Rehabilitation facility in Guatemala

This is a book about humans hunting humans. It is an ethnography of Pentecostals who track down drug users, as if they were animals, to remind them, in classic Christian fashion, that they are human—that, in the words of so many missionaries before them, it is not enough to be human: one must also act human. After years of fieldwork alongside Alejandro but also many others, I came to understand this hunting as a kind of predatory pastoralism. This is the Christian impulse to seek out, tie up, and drag back those sheep that have wandered from the fold. It is a disruptive insight for at least three reasons. The first is that it upends the more standard philosophical position that pastoralism and predation have opposed genealogies—that persuasion is different from coercion. I now regard pastoralism and predation as not really at odds with each other but rather as interdependent modes of governance. “It’s about saving a life,” Alejandro insisted. “That’s why we beat these guys, tie them up, and drag them here like pigs.”

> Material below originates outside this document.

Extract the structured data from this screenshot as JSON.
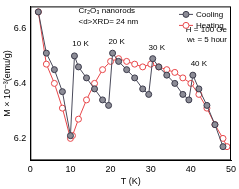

The second realization is that every hunt presupposes a theory of its prey, a clear sense of who can be hunted and why. Whereas manhunts tend to presume an ontological distinction between the hunter and the hunted, predatory pastoralism announces that everyone is a sinner in the eyes of the Lord. This means that salvation is the only way to escape—and that what must be evaded is not the chase or the center but oneself.

The third insight is that predation upsets an increasingly bundled set of images about pastoralism. Across the humanities and the social sciences, from a range of theoretical and methodological commitments, scholars deliver steadfast portraits of state withdrawal, their key terms telling all: dispossession and disposability; expulsion and exposure; precarity and social abandonment. While each advances an analytically distinct proposition, each also contributes to a single, powerful image of the failed shepherd, of people left to die.

Hunted tells a different story. Its subplot is not that the masses have been left behind. Instead, a more constructive reading, a more challenging line of inquiry, is that they have been given a head start. “I climbed out of that window,” Alejandro said, “before they put the bars up.” On the second floor of his pastor’s center, Alejandro gestured towards the light. “I slid out that window, hung from the sill, and then dropped to the sidewalk.” Alejandro walked me closer to the windows. “I was high a few hours later,” he then said, “but I made sure I got a gun. I knew that they would come for me. I knew that the pastor would hunt me down.” And the pastor did. The details of this hunt repeat themselves across Guatemala City with such consistency that one begins to wonder whether the failed shepherd is really such a failure after all. The shepherd seems quite capable of catching and releasing his prey. That is the point. The political demand nipping at the heels of Alejandro as he escaped from the pastor’s center was not to make live or let die but rather to hunt or be hunted.

 

Kevin Lewis O’Neill is a professor in the Department for the Study of Religion and director of the Centre for Diaspora and Transnational Studies at the University of Toronto. The author of City of God (University of California Press, 2010), Secure the Soul (University of California Press, 2015), and Hunted (University of Chicago Press, 2019), O’Neill is currently writing a book about clerical sex abuse in Latin America.